Дама касается запястья сидящего рядом с ней мужчины. С первого взгляда ясно, что это люди с очень большими деньгами и не нувориши. Наверняка спонсоры колледжа.
— В нашей стране очень любят книги вашей матушки. Особенно молодежь. Передайте ей это, пожалуйста.
По всей Америке юные особы пишут научные работы о творчестве матери.

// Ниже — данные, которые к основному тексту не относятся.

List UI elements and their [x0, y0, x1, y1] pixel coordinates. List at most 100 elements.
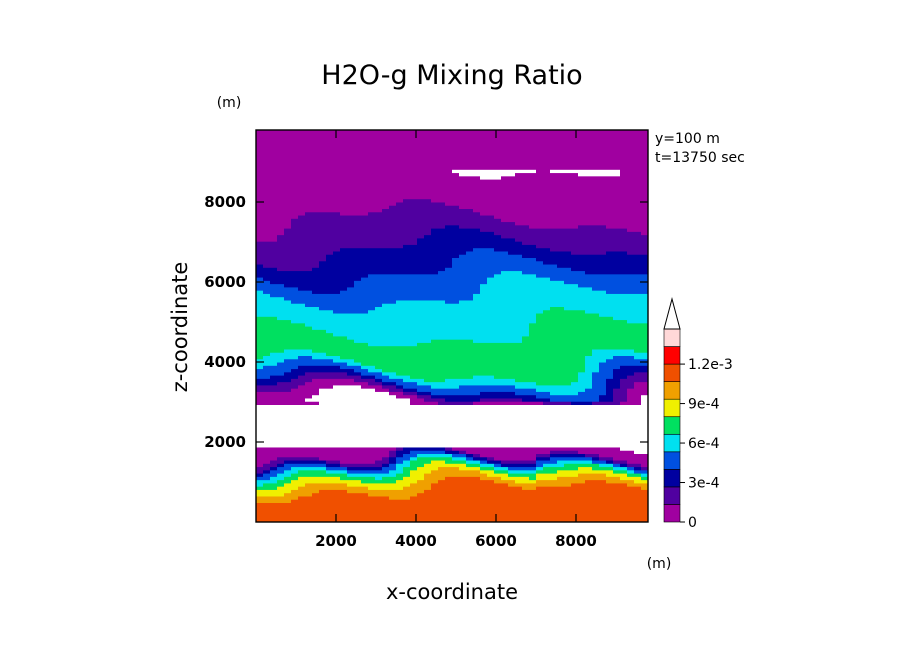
contour-cell — [305, 260, 313, 265]
contour-cell — [291, 267, 299, 272]
contour-cell — [522, 205, 530, 209]
contour-cell — [382, 260, 390, 265]
contour-cell — [410, 162, 418, 167]
contour-cell — [508, 446, 516, 451]
contour-cell — [382, 335, 390, 340]
contour-cell — [529, 329, 537, 334]
contour-cell — [543, 410, 551, 415]
contour-cell — [326, 211, 334, 216]
contour-cell — [340, 495, 348, 500]
contour-cell — [487, 430, 495, 435]
contour-cell — [459, 453, 467, 458]
contour-cell — [480, 499, 488, 503]
contour-cell — [284, 188, 292, 193]
contour-cell — [480, 198, 488, 203]
contour-cell — [298, 440, 306, 445]
contour-cell — [270, 352, 278, 356]
contour-cell — [473, 162, 481, 167]
contour-cell — [263, 361, 271, 366]
contour-cell — [340, 241, 348, 245]
contour-cell — [452, 410, 460, 415]
contour-cell — [305, 133, 313, 138]
contour-cell — [375, 355, 383, 360]
contour-cell — [487, 381, 495, 386]
contour-cell — [522, 208, 530, 213]
contour-cell — [284, 476, 292, 481]
contour-cell — [256, 505, 264, 510]
contour-cell — [417, 218, 425, 223]
contour-cell — [277, 417, 285, 422]
contour-cell — [361, 326, 369, 330]
contour-cell — [298, 198, 306, 203]
contour-cell — [270, 303, 278, 307]
contour-cell — [291, 143, 299, 147]
contour-cell — [410, 397, 418, 402]
contour-cell — [375, 424, 383, 428]
contour-cell — [326, 247, 334, 252]
contour-cell — [459, 430, 467, 435]
contour-cell — [305, 410, 313, 415]
contour-cell — [445, 358, 453, 363]
contour-cell — [340, 463, 348, 468]
contour-cell — [473, 306, 481, 311]
contour-cell — [543, 342, 551, 347]
contour-cell — [508, 165, 516, 170]
contour-cell — [319, 348, 327, 353]
contour-cell — [263, 280, 271, 285]
contour-cell — [291, 401, 299, 405]
contour-cell — [431, 152, 439, 157]
contour-cell — [473, 355, 481, 360]
contour-cell — [263, 440, 271, 445]
contour-cell — [263, 211, 271, 216]
contour-cell — [361, 401, 369, 405]
contour-cell — [529, 214, 537, 219]
contour-cell — [382, 440, 390, 445]
contour-cell — [333, 211, 341, 216]
contour-cell — [494, 378, 502, 383]
contour-cell — [277, 348, 285, 353]
contour-cell — [305, 391, 313, 396]
contour-cell — [312, 165, 320, 170]
contour-cell — [480, 306, 488, 311]
contour-cell — [354, 290, 362, 294]
contour-cell — [501, 388, 509, 392]
contour-cell — [536, 473, 544, 477]
contour-cell — [522, 257, 530, 262]
contour-cell — [291, 342, 299, 347]
contour-cell — [431, 486, 439, 490]
contour-cell — [522, 273, 530, 278]
contour-cell — [445, 201, 453, 206]
contour-cell — [403, 404, 411, 409]
contour-cell — [298, 453, 306, 458]
contour-cell — [515, 286, 523, 291]
contour-cell — [340, 175, 348, 180]
contour-cell — [382, 195, 390, 200]
contour-cell — [354, 430, 362, 435]
contour-cell — [480, 407, 488, 412]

Поклонники, последователи, ученики… Любопытно, обрадует ли мать то, что в Америке у нее развелось столько учеников?
Саму церемонию мы пропустим. Вообще-то не полагается то и дело прерывать повествование, ведь его эффект зависит от того, насколько удается загипнотизировать слушателя или читателя, ввести его в некую дрему, когда реальность постепенно теряет свои очертания, уступая место миру, созданному воображением автора. Когда это состояние внезапно нарушают, искусственность конструкции сразу становится заметной и иллюзия правдоподобия рассеивается. С другой стороны, если не делать купюр, можно застрять на одном месте на полдня. Пока что пропуски относятся не к тексту, а к шоу, которое мы описываем.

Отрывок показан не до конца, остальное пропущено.